We did this phase 2 single-arm trial at three hospitals in Canada. We enrolled patients with multiple sclerosis, aged 18–50 years with poor prognosis, ongoing disease activity, and an Expanded Disability Status Scale of 3·0–6·0. Autologous CD34 selected haemopoietic stem-cell grafts were collected after mobilisation with cyclophosphamide and filgrastim. Immunoablation with busulfan, cyclophosphamide, and rabbit anti-thymocyte globulin was followed by aHSCT. The primary outcome was multiple sclerosis activity-free survival (events were clinical relapse, appearance of a new or Gd-enhancing lesion on MRI, and sustained progression of Expanded Disability Status Scale score). This study was registered at ClinicalTrials.gov, NCT01099930.
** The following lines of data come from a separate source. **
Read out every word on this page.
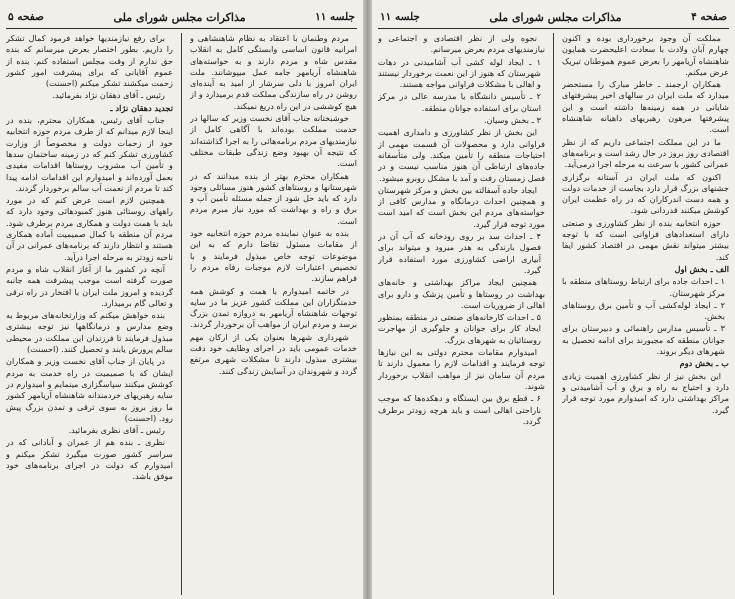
جلسه ۱۱
مذاکرات مجلس شورای ملی
صفحه ۵

مردم وطنمان با اعتقاد به نظام شاهنشاهی و امرانیه قانون اساسی وابستگی کامل به انقلاب مقدس شاه و مردم دارند و به خواسته‌های شاهنشاه آریامهر جامه عمل میپوشانند. ملت ایران امروز با دلی سرشار از امید به آینده‌ای روشن در راه سازندگی مملکت قدم برمیدارد و از هیچ کوششی در این راه دریغ نمیکند.

خوشبختانه جناب آقای نخست وزیر که سالها در خدمت مملکت بوده‌اند با آگاهی کامل از نیازمندیهای مردم برنامه‌هائی را به اجرا گذاشته‌اند که نتیجه آن بهبود وضع زندگی طبقات مختلف است.

همکاران محترم بهتر از بنده میدانند که در شهرستانها و روستاهای کشور هنوز مسائلی وجود دارد که باید حل شود از جمله مسئله تأمین آب و برق و راه و بهداشت که مورد نیاز مبرم مردم است.

بنده به عنوان نماینده مردم حوزه انتخابیه خود از مقامات مسئول تقاضا دارم که به این موضوعات توجه خاص مبذول فرمایند و با تخصیص اعتبارات لازم موجبات رفاه مردم را فراهم سازند.

در خاتمه امیدوارم با همت و کوشش همه خدمتگزاران این مملکت کشور عزیز ما در سایه توجهات شاهنشاه آریامهر به دروازه تمدن بزرگ برسد و مردم ایران از مواهب آن برخوردار گردند.

شهرداری شهرها بعنوان یکی از ارکان مهم خدمات عمومی باید در اجرای وظایف خود دقت بیشتری مبذول دارند تا مشکلات شهری مرتفع گردد و شهروندان در آسایش زندگی کنند.

برای رفع نیازمندیها خواهد فرمود کمال تشکر را داریم. بطور اختصار بعرض میرسانم که بنده حق ندارم از وقت مجلس استفاده کنم. بنده از عموم آقایانی که برای پیشرفت امور کشور زحمت میکشند تشکر میکنم (احسنت)

رئیس ـ آقای دهقان نژاد بفرمائید.

تجدید دهقان نژاد ـ

جناب آقای رئیس، همکاران محترم، بنده در اینجا لازم میدانم که از طرف مردم حوزه انتخابیه خود از زحمات دولت و مخصوصاً از وزارت کشاورزی تشکر کنم که در زمینه ساختمان سدها و تأمین آب مشروب روستاها اقدامات مفیدی بعمل آورده‌اند و امیدوارم این اقدامات ادامه پیدا کند تا مردم از نعمت آب سالم برخوردار گردند.

همچنین لازم است عرض کنم که در مورد راههای روستائی هنوز کمبودهائی وجود دارد که باید با همت دولت و همکاری مردم برطرف شود. مردم آن منطقه با کمال صمیمیت آماده همکاری هستند و انتظار دارند که برنامه‌های عمرانی در آن ناحیه زودتر به مرحله اجرا درآید.

آنچه در کشور ما از آغاز انقلاب شاه و مردم صورت گرفته است موجب پیشرفت همه جانبه گردیده و امروز ملت ایران با افتخار در راه ترقی و تعالی گام برمیدارد.

بنده خواهش میکنم که وزارتخانه‌های مربوط به وضع مدارس و درمانگاهها نیز توجه بیشتری مبذول فرمایند تا فرزندان این مملکت در محیطی سالم پرورش یابند و تحصیل کنند. (احسنت)

در پایان از جناب آقای نخست وزیر و همکاران ایشان که با صمیمیت در راه خدمت به مردم کوشش میکنند سپاسگزاری مینمایم و امیدوارم در سایه رهبریهای خردمندانه شاهنشاه آریامهر کشور ما روز بروز به سوی ترقی و تمدن بزرگ پیش رود. (احسنت)

رئیس ـ آقای نظری بفرمائید.

نظری ـ بنده هم از عمران و آبادانی که در سراسر کشور صورت میگیرد تشکر میکنم و امیدوارم که دولت در اجرای برنامه‌های خود موفق باشد.

صفحه ۴
مذاکرات مجلس شورای ملی
جلسه ۱۱

مملکت آن وجود برخورداری بوده و اکنون چهارم آبان ولادت با سعادت اعلیحضرت همایون شاهنشاه آریامهر را بعرض عموم هموطنان تبریک عرض میکنم.

همکاران ارجمند ـ خاطر مبارک را مستحضر میدارد که ملت ایران در سالهای اخیر پیشرفتهای شایانی در همه زمینه‌ها داشته است و این پیشرفتها مرهون رهبریهای داهیانه شاهنشاه است.

ما در این مملکت اجتماعی داریم که از نظر اقتصادی روز بروز در حال رشد است و برنامه‌های عمرانی کشور با سرعت به مرحله اجرا درمی‌آید.

اکنون که ملت ایران در آستانه برگزاری جشنهای بزرگ قرار دارد بجاست از خدمات دولت و همه دست اندرکاران که در راه عظمت ایران کوشش میکنند قدردانی شود.

حوزه انتخابیه بنده از نظر کشاورزی و صنعتی دارای استعدادهای فراوانی است که با توجه بیشتر میتواند نقش مهمی در اقتصاد کشور ایفا کند.

الف ـ بخش اول

۱ ـ احداث جاده برای ارتباط روستاهای منطقه با مرکز شهرستان.

۲ ـ ایجاد لوله‌کشی آب و تأمین برق روستاهای بخش.

۳ ـ تأسیس مدارس راهنمائی و دبیرستان برای جوانان منطقه که مجبورند برای ادامه تحصیل به شهرهای دیگر بروند.

ب ـ بخش دوم

این بخش نیز از نظر کشاورزی اهمیت زیادی دارد و احتیاج به راه و برق و آب آشامیدنی و مراکز بهداشتی دارد که امیدوارم مورد توجه قرار گیرد.

نحوه ولی از نظر اقتصادی و اجتماعی و نیازمندیهای مردم بعرض میرسانم.

۱ ـ ایجاد لوله کشی آب آشامیدنی در دهات شهرستان که هنوز از این نعمت برخوردار نیستند و اهالی با مشکلات فراوانی مواجه هستند.

۲ ـ تأسیس دانشگاه یا مدرسه عالی در مرکز استان برای استفاده جوانان منطقه.

۳ ـ بخش وسیان.

این بخش از نظر کشاورزی و دامداری اهمیت فراوانی دارد و محصولات آن قسمت مهمی از احتیاجات منطقه را تأمین میکند. ولی متأسفانه جاده‌های ارتباطی آن هنوز مناسب نیست و در فصل زمستان رفت و آمد با مشکل روبرو میشود.

ایجاد جاده آسفالته بین بخش و مرکز شهرستان و همچنین احداث درمانگاه و مدارس کافی از خواسته‌های مردم این بخش است که امید است مورد توجه قرار گیرد.

۴ ـ احداث سد بر روی رودخانه که آب آن در فصول بارندگی به هدر میرود و میتواند برای آبیاری اراضی کشاورزی مورد استفاده قرار گیرد.

همچنین ایجاد مراکز بهداشتی و خانه‌های بهداشت در روستاها و تأمین پزشک و دارو برای اهالی از ضروریات است.

۵ ـ احداث کارخانه‌های صنعتی در منطقه بمنظور ایجاد کار برای جوانان و جلوگیری از مهاجرت روستائیان به شهرهای بزرگ.

امیدوارم مقامات محترم دولتی به این نیازها توجه فرمایند و اقدامات لازم را معمول دارند تا مردم آن سامان نیز از مواهب انقلاب برخوردار شوند.

۶ ـ قطع برق بین ایستگاه و دهکده‌ها که موجب ناراحتی اهالی است و باید هرچه زودتر برطرف گردد.
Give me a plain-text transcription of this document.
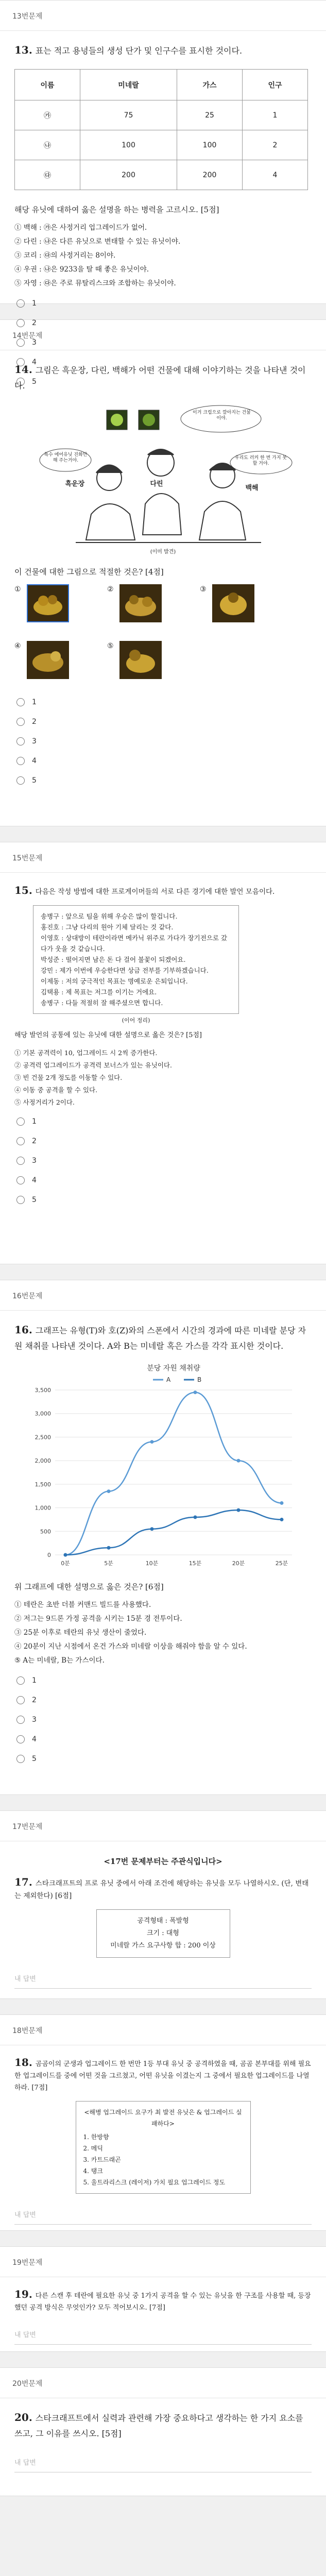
13번문제
13. 표는 적고 용녕들의 생성 단가 및 인구수를 표시한 것이다.
이름	미네랄	가스	인구
㉮	75	25	1
㉯	100	100	2
㉰	200	200	4
해당 유닛에 대하여 옳은 설명을 하는 병력을 고르시오. [5점]
① 백해 : ㉮은 사정거리 업그레이드가 없어.
② 다린 : ㉯은 다른 유닛으로 변태할 수 있는 유닛이야.
③ 코리 : ㉰의 사정거리는 8이야.
④ 우권 : ㉯은 9233을 탈 때 좋은 유닛이야.
⑤ 자영 : ㉰은 주로 뮤탈리스크와 조합하는 유닛이야.
1
2
3
4
5
14번문제
14. 그림은 흑운장, 다린, 백해가 어떤 건물에 대해 이야기하는 것을 나타낸 것이다.
이거 크립으로 깔아지는 건물이야.
특수 에어유닛 진화만 해 주는거야.	우리도 러커 한 번 가지 못할 거야.
흑운장	다린
백해
(이미 발견)
이 건물에 대한 그림으로 적절한 것은? [4점]
①	②	③
④	⑤
1
2
3
4
5
15번문제
15. 다음은 작성 방법에 대한 프로게이머들의 서로 다른 경기에 대한 발언 모음이다.
송병구 : 앞으로 팀을 위해 우승은 많이 할겁니다.
홍진호 : 그냥 다리의 원아 기체 달리는 것 같다.
이영호 : 상대방이 테란이라면 메카닉 위주로 가다가 장기전으로 갔다가 웃을 것 같습니다.
박성준 : 떨어지면 남은 돈 다 걸어 불꽃이 되겠어요.
강민 : 제가 이번에 우승한다면 상금 전부를 기부하겠습니다.
이제동 : 저의 궁극적인 목표는 명예로운 은퇴입니다.
김택용 : 제 목표는 저그를 이기는 거에요.
송병구 : 다들 적절히 잘 해주셨으면 합니다.
(이어 정리)
해당 발언의 공통에 있는 유닛에 대한 설명으로 옳은 것은? [5점]
① 기본 공격력이 10, 업그레이드 시 2씩 증가한다.
② 공격력 업그레이드가 공격력 보너스가 있는 유닛이다.
③ 빈 건물 2개 정도를 이동할 수 있다.
④ 이동 중 공격을 할 수 있다.
⑤ 사정거리가 2이다.
1
2
3
4
5
16번문제
16. 그래프는 유형(T)와 호(Z)와의 스폰에서 시간의 경과에 따른 미네랄 분당 자원 채취를 나타낸 것이다. A와 B는 미네랄 혹은 가스를 각각 표시한 것이다.
분당 자원 채취량
A	B
0
500
1,000
1,500
2,000
2,500
3,000
3,500
0분	5분	10분	15분	20분	25분
위 그래프에 대한 설명으로 옳은 것은? [6점]
① 테란은 초반 더블 커맨드 빌드를 사용했다.
② 저그는 9드론 가정 공격을 시키는 15분 경 전투이다.
③ 25분 이후로 테란의 유닛 생산이 줄었다.
④ 20분이 지난 시점에서 온건 가스와 미네랄 이상을 해줘야 함을 알 수 있다.
⑤ A는 미네랄, B는 가스이다.
1
2
3
4
5
17번문제
<17번 문제부터는 주관식입니다>
17. 스타크래프트의 프로 유닛 중에서 아래 조건에 해당하는 유닛을 모두 나열하시오. (단, 변태는 제외한다) [6점]
공격형태 : 폭발형
크기 : 대형
미네랄 가스 요구사항 합 : 200 이상
내 답변
18번문제
18. 곰곰이의 군생과 업그레이드 한 번만 1등 부대 유닛 중 공격하였을 때, 곰곰 본부대를 위해 필요한 업그레이드를 중에 어떤 것을 그르쳤고, 어떤 유닛을 이겼는지 그 중에서 필요한 업그레이드를 나열하라. [7점]
<해병 업그레이드 요구가 최 발전 유닛은 & 업그레이드 실패하다>
1. 한방향
2. 메딕
3. 카트드래곤
4. 탱크
5. 울트라리스크 (레이저) 가치 필요 업그레이드 정도
내 답변
19번문제
19. 다른 스캔 후 테란에 필요한 유닛 중 1가지 공격을 할 수 있는 유닛을 한 구조를 사용할 때, 등장했던 공격 방식은 무엇인가? 모두 적어보시오. [7점]
내 답변
20번문제
20. 스타크래프트에서 실력과 관련해 가장 중요하다고 생각하는 한 가지 요소를 쓰고, 그 이유를 쓰시오. [5점]
내 답변
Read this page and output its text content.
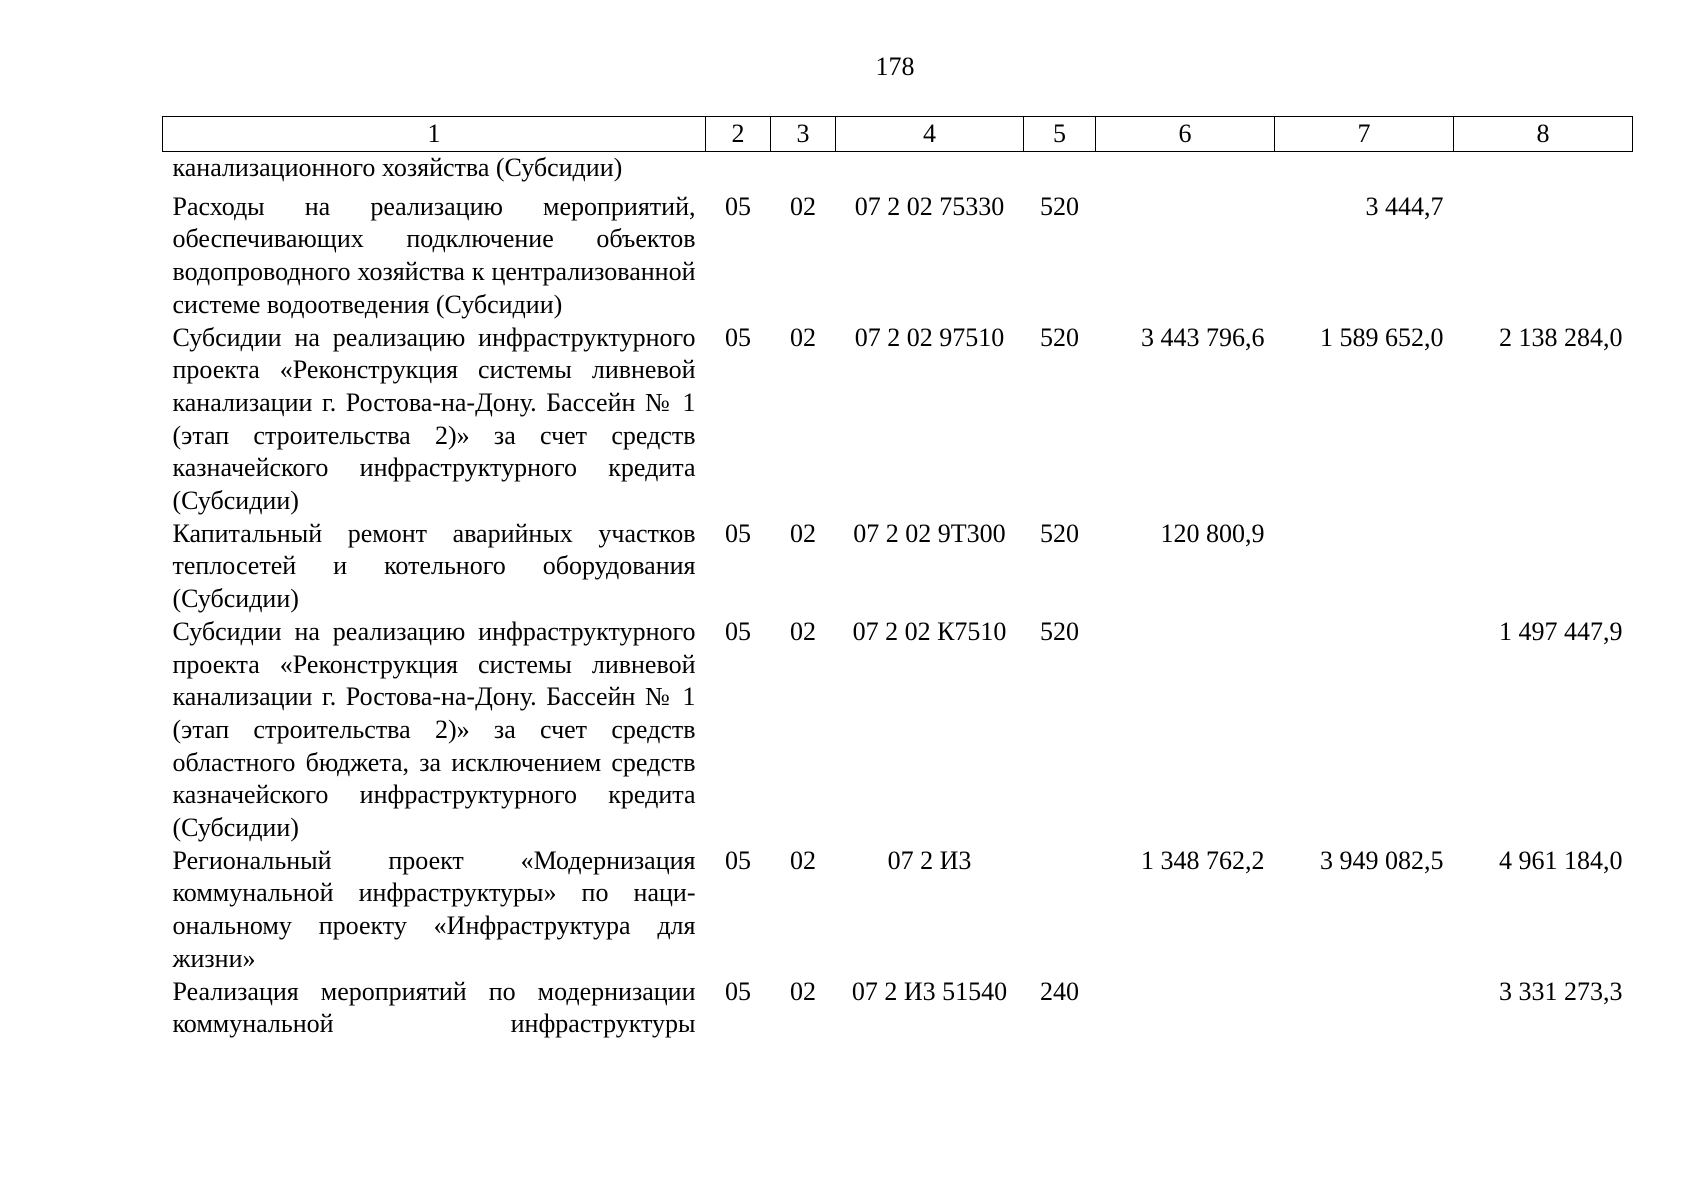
178
1	2	3	4	5	6	7	8
канализационного хозяйства (Субсидии)							
Расходы на реализацию мероприятий, обеспечивающих подключение объектов водопроводного хозяйства к централизованной системе водоотведения (Субсидии)	05	02	07 2 02 75330	520		3 444,7	
Субсидии на реализацию инфраструктурного проекта «Реконструкция системы ливневой канализации г. Ростова-на-Дону. Бассейн № 1 (этап строительства 2)» за счет средств казначейского инфраструктурного кредита (Субсидии)	05	02	07 2 02 97510	520	3 443 796,6	1 589 652,0	2 138 284,0
Капитальный ремонт аварийных участков теплосетей и котельного оборудования (Субсидии)	05	02	07 2 02 9Т300	520	120 800,9		
Субсидии на реализацию инфраструктурного проекта «Реконструкция системы ливневой канализации г. Ростова-на-Дону. Бассейн № 1 (этап строительства 2)» за счет средств областного бюджета, за исключением средств казначейского инфраструктурного кредита (Субсидии)	05	02	07 2 02 К7510	520			1 497 447,9
Региональный проект «Модернизация коммунальной инфраструктуры» по национальному проекту «Инфраструктура для жизни»	05	02	07 2 И3		1 348 762,2	3 949 082,5	4 961 184,0
Реализация мероприятий по модернизации коммунальной инфраструктуры	05	02	07 2 И3 51540	240			3 331 273,3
Between diagnosis and aHSCT, 24 patients had 167 clinical relapses over 140 patient-years with 188 Gd-enhancing lesions on 48 pre-aHSCT MRI scans. Median follow-up was 6·7 years (range 3·9–12·7). The primary outcome, multiple sclerosis activity-free survival at 3 years after transplantation was 69·6% (95% CI 46·6–84·2). With up to 13 years of follow-up after aHSCT, no relapses occurred and no Gd enhancing lesions or new T2 lesions were seen on 314 MRI sequential scans. The rate of brain atrophy decreased to that expected for healthy controls. One of 24 patients died of transplantation-related complications. 35% of patients had a sustained improvement in their Expanded Disability Status Scale score.
We describe the first treatment to fully halt all detectable CNS inflammatory activity in patients with multiple sclerosis for a prolonged period in the absence of any ongoing disease-modifying drugs. Furthermore, many of the patients had substantial recovery of neurological function despite their disease's aggressive nature.